We use one of the first multi-year FS sampling schemes that captures both fine spatial and temporal heterogeneity to demonstrate that hillslope position and shape can explain variance of daily, seasonal, and interannual FS estimates from a temperate deciduous forest in complex terrain. By capturing fine spatial heterogeneity, we find that landscape context is critical for understanding how FS (bidirectionally) responds to soil moisture. We hypothesize this response hinges on the spatial distribution of limiting factors on FS—slow diffusion limits FS from areas receiving convergent flows, and water availability for biota limits FS from non-convergent areas. Although soil saturation limitations on FS are well known in wetland and laboratory soil incubations, our work contributes to an understanding of when and where this process occurs in upland soils and the factors that govern its spatial distributions. Even in upland soils, our results show that accounting for convergent flow paths can change the relative importance and relationship of predictors of daily FS. Further, by capturing fine temporal heterogeneity, we find that the choice of sampling frequency has a significant effect on growing season FS estimates.

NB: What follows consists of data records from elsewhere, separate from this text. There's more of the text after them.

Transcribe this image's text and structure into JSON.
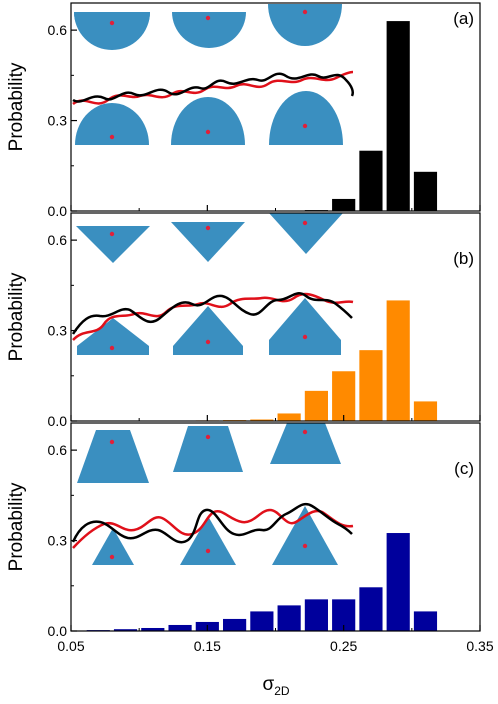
{
  "figure": {
    "ylabel": "Probability",
    "xlabel_main": "σ",
    "xlabel_sub": "2D",
    "colors": {
      "black": "#000000",
      "orange": "#ff8a00",
      "blue": "#00009c",
      "shape": "#3a8fc0",
      "dot": "#e0203a",
      "chain_red": "#e0101a"
    }
  },
  "chart_data": [
    {
      "type": "bar",
      "panel_label": "(a)",
      "color": "#000000",
      "inset_shape": "semicircle",
      "x": [
        0.23,
        0.25,
        0.27,
        0.29,
        0.31
      ],
      "values": [
        0.003,
        0.04,
        0.2,
        0.63,
        0.13
      ],
      "bar_width": 0.017,
      "xlim": [
        0.05,
        0.35
      ],
      "ylim": [
        0,
        0.69
      ],
      "yticks": [
        0.0,
        0.3,
        0.6
      ],
      "ytick_labels": [
        "0.0",
        "0.3",
        "0.6"
      ],
      "ylabel": "Probability"
    },
    {
      "type": "bar",
      "panel_label": "(b)",
      "color": "#ff8a00",
      "inset_shape": "diamond",
      "x": [
        0.07,
        0.09,
        0.11,
        0.13,
        0.15,
        0.17,
        0.19,
        0.21,
        0.23,
        0.25,
        0.27,
        0.29,
        0.31
      ],
      "values": [
        0.0005,
        0.0005,
        0.001,
        0.001,
        0.002,
        0.003,
        0.005,
        0.025,
        0.1,
        0.165,
        0.235,
        0.4,
        0.065
      ],
      "bar_width": 0.017,
      "xlim": [
        0.05,
        0.35
      ],
      "ylim": [
        0,
        0.69
      ],
      "yticks": [
        0.0,
        0.3,
        0.6
      ],
      "ytick_labels": [
        "0.0",
        "0.3",
        "0.6"
      ],
      "ylabel": "Probability"
    },
    {
      "type": "bar",
      "panel_label": "(c)",
      "color": "#00009c",
      "inset_shape": "triangle",
      "x": [
        0.07,
        0.09,
        0.11,
        0.13,
        0.15,
        0.17,
        0.19,
        0.21,
        0.23,
        0.25,
        0.27,
        0.29,
        0.31
      ],
      "values": [
        0.003,
        0.006,
        0.01,
        0.02,
        0.03,
        0.04,
        0.065,
        0.085,
        0.105,
        0.105,
        0.145,
        0.325,
        0.065
      ],
      "bar_width": 0.017,
      "xlim": [
        0.05,
        0.35
      ],
      "ylim": [
        0,
        0.69
      ],
      "yticks": [
        0.0,
        0.3,
        0.6
      ],
      "ytick_labels": [
        "0.0",
        "0.3",
        "0.6"
      ],
      "ylabel": "Probability",
      "xticks": [
        0.05,
        0.15,
        0.25,
        0.35
      ],
      "xtick_labels": [
        "0.05",
        "0.15",
        "0.25",
        "0.35"
      ]
    }
  ]
}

Moreover, our findings could have implications for scaling FS to global predictions in Earth System Models (ESM) by demonstrating how sub-grid topographic heterogeneity can lead to significant spatiotemporal variability of FS within less than 1–km2. In a review of 16 ESMs, Todd-Brown and others (2013) found that most ESMs could not reproduced grid-scale spatial heterogeneity of soil C or its decomposition. The authors posited that this poor performance was due, in part, to inadequate representations of topographic and soil moisture interactions, with some models assuming all soil C decomposition has a monotonically increasing relationship with soil moisture regardless of landscape position (Todd-Brown and others 2013). Our research suggests that sub-grid FS may display a parabolic relationship with soil moisture depending on lateral redistribution of water, yet this redistribution is rarely included in ESM land models (Clark and others 2015). Clark and others (2015) recommend using ESMs that capture sub-grid soil moisture heterogeneity, such as the Catchment model (Koster and others 2000) or the tiled hydrology implementation of the LM3 model (Subin and others 2014), to resolve uncertainties in land–atmosphere fluxes. We further suggest that, if our results hold true elsewhere, ESMs could incorporate simple and remotely sensed terrain metrics to partition the parabolic relationship between sub-grid soil moisture and FS into the full range (that is, decreasing FS at high soil moisture for convergent areas) or a range drier than the inflection point (that is, monotonically increasing FS for non-convergent areas). Future work should test how this approach might improve current uncertainty in spatial patterns of soil C and its decomposition across global ecosystems.